Finally I decided to address the ChangGuang top management, although SunLi disagreed. She feared that open words would be counterproductive, but I said: “What do we have to lose, now already we don’t have any business any more!” So we went. Of course, I did not tell the head of the company, “Your production managers want to be bribed.” Instead, I asked if he knew that their production line running with our process chemistry had been shut down for months, and therefore all products were further processed on external contracts, though that could be done internally a lot cheaper (we knew the external price and the internally calculated direct costs).
He did not know it. He summoned his production managers into his office and questioned them. They claimed that our quality was not sufficient and this or that customer had complained. I made clear that this was not the case, and I called for an objective comparison test. When this was done under our supervision, it was clear that our quality was much better.
A short time later, the process line with our processing chemistry was put back into operation. In the following time it became clear that our quality was much more solid and better, currently we even are in the process of replacing the competitive chemistry in the external facility, that was preferred by the production managers, by our chemistry. The resistance against getting drawn into the bribery system is paying off. The top management is only from Taiwan, the middle management is composed largely of mainland Chinese. It was a sleight of hand which has been successful. ChangGuang develops ever and better and could soon become our second largest customer.
The widespread active and passive bribery is a terrible disease in China. I know some business people who participate actively or passively, and I know they are not too happy with it but do not know how to get out. We have discussed this issue many times in my Sunday football team. We all have to agree: It’s sick and a serious weakness of the Chinese economy and politics.
During the second year of my work in China I get from our customer service technician in East China for the umpteenth time in the middle of the night a call: “Our process line in ShuXin (曙鑫) has just been shut down again, I can bear it no more!” With this big customer, who is today (unknowingly) competing with ChangGuang for 2nd and 3rd place in our customer ranking, features every few weeks a sudden drop in the quality of the final product, as if by magic, then the facility is stopped. Our technician there, ChuLuo, is exhausted, he will be leaving us soon, he cannot stand the stress any longer.

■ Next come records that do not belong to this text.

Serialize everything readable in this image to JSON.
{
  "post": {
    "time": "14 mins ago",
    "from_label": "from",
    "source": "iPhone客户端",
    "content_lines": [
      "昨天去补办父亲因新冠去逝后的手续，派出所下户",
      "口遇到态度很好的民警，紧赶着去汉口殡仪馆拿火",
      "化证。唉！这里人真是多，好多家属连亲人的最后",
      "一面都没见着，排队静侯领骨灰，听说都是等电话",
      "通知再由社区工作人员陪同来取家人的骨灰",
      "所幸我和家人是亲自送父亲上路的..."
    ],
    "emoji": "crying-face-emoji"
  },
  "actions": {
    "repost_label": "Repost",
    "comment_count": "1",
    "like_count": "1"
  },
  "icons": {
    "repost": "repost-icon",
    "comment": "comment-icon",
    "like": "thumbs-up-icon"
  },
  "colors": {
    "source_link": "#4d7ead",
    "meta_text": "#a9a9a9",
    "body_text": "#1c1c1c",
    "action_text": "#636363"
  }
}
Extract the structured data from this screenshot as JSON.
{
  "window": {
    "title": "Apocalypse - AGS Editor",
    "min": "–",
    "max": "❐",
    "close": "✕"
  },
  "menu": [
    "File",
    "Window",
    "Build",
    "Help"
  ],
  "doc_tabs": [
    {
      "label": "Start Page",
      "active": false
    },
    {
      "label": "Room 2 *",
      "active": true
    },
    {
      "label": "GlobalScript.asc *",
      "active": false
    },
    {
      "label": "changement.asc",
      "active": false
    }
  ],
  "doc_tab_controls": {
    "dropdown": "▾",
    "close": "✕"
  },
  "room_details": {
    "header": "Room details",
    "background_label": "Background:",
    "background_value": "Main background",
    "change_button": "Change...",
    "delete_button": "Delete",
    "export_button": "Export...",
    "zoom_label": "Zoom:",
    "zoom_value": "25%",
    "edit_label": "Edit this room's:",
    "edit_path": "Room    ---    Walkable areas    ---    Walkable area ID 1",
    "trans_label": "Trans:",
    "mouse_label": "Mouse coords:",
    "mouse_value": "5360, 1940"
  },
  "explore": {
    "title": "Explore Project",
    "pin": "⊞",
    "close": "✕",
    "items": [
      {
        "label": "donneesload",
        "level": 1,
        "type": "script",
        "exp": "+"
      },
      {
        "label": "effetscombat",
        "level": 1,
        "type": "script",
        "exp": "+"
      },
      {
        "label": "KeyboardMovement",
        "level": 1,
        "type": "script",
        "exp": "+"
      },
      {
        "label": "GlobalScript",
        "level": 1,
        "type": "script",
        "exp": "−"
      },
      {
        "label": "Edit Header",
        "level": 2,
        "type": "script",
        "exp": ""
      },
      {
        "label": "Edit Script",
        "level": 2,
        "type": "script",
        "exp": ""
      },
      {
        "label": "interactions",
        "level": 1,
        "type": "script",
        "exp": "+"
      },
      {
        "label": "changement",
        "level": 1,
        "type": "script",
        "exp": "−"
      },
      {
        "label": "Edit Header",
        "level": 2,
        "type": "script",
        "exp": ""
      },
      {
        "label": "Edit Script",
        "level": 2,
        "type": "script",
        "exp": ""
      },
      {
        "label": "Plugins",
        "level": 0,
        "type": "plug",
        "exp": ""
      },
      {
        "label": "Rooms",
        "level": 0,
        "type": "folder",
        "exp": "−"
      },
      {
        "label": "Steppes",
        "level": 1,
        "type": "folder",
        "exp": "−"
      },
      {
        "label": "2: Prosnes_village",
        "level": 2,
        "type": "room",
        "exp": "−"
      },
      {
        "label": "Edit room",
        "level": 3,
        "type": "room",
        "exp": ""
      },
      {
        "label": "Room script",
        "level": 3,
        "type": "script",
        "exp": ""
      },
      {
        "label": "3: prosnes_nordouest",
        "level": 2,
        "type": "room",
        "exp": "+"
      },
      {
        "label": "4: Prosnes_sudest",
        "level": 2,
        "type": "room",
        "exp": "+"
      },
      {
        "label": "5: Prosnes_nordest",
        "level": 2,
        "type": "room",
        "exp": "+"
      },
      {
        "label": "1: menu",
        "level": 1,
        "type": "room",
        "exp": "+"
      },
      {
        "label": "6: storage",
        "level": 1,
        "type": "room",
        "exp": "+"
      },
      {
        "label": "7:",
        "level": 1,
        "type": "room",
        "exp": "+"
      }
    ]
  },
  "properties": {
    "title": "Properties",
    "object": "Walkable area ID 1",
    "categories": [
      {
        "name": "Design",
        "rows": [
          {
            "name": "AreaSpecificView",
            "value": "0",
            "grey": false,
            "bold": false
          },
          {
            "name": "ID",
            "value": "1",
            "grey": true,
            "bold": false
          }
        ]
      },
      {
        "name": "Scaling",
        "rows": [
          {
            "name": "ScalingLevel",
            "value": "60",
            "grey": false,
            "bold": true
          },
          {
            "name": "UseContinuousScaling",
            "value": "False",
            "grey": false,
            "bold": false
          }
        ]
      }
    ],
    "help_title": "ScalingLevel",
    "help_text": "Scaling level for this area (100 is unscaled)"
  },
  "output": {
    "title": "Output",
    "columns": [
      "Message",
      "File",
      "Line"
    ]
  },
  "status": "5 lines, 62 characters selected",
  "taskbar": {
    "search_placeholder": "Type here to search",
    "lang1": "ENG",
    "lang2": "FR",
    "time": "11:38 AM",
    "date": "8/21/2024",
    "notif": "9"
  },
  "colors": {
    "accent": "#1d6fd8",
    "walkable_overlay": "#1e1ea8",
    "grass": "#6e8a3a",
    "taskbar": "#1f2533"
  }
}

Analyses reveal that there are spontaneous glitches of one parameter. It is mysterious why and how this would happen, and why so sudden and so irregularly? Any time then we need to fill thousands of litres of fresh chemicals into the process line, at tremendous cost, not only because of the materials, but also because we often need to quickly obtain supplies by air from Germany to ShangHai. This is particularly expensive because it is “hazmat”, hazardous material. In the night suddenly a realisation matures in my brain: This must be sabotage. Someone fills a certain harmful chemical into our tanks, thereby flipping the process.
I’m starting to calculate and slap on my brow: Why did I not think of that before? It is obvious that by the process itself, this parameter can never get out of hand, let alone so quickly! During the night I write my thoughts and calculations in an e-mail, the next day I let my team in Germany recalculate and run experiments. The result is evident, my nocturnal presumption is confirmed. The deviation can only have been caused from the outside.
As with ChangGuang the company is controlled from Taiwan and run largely by Taiwanese in eastern China, and as well, the middle management consists almost entirely of mainlanders. In both cases, our distributor was of the opinion that trade could only flow through his company, this customer hat to be handled “with utmost care”, me, being German, could not do that, and even with them as dealers it was less than certain whether we would gain those customers. I did not give in to that, in either cases I assumed the direct sale without intermediaries. In both cases, we are confronted with massive extortion, here, at ShuXin, even with sabotage!? This shows me what the distributor had in mind when claiming that “this customer had to be treated with utmost care!”
Once again all of the consultants tell me: “By no means mention the suspected sabotage frankly, this contradicts the way how to approach such problems in China, and – you can lose everything there!” And once again I answer, “What else do we have to lose? We cannot every few weeks fly thousands of litres of chemicals to ShuXin for free, relaunch the process line and stare at the next event to occur! If this should go on, we will anyway have to cut the business relationship!” In any case we had to make a decision, either we would pull back from ShuXin, or I would grasp the thistle of ShuXin.
And that was what I did. I talked to the responsible production director. He has worked many years in the U.S., we can discuss in English. He was beside himself with rage. We screamed at each other (in English). I told him clearly and openly. “If these events are not going to stop, we cannot provide any more chemicals.” I laid open all our calculations, explained why it could not be anything but sabotage (just never calling it “sabotage” for which there also is a Chinese word, but “event”), he became quieter and quieter, pensive and more pensive, the more I revealed to him the analytical data and my calculations.
In this first decisive and open discussion we agreed that we would monitor the process line for four weeks, 24 hours around the clock. And all parameters were to be analysed at regular intervals. We hired two guards (employees of a company we are friends with), to whom I inculcated: Not even to the bathroom you are allowed during the shift! The process line must NEVER, not one minute, be left alone!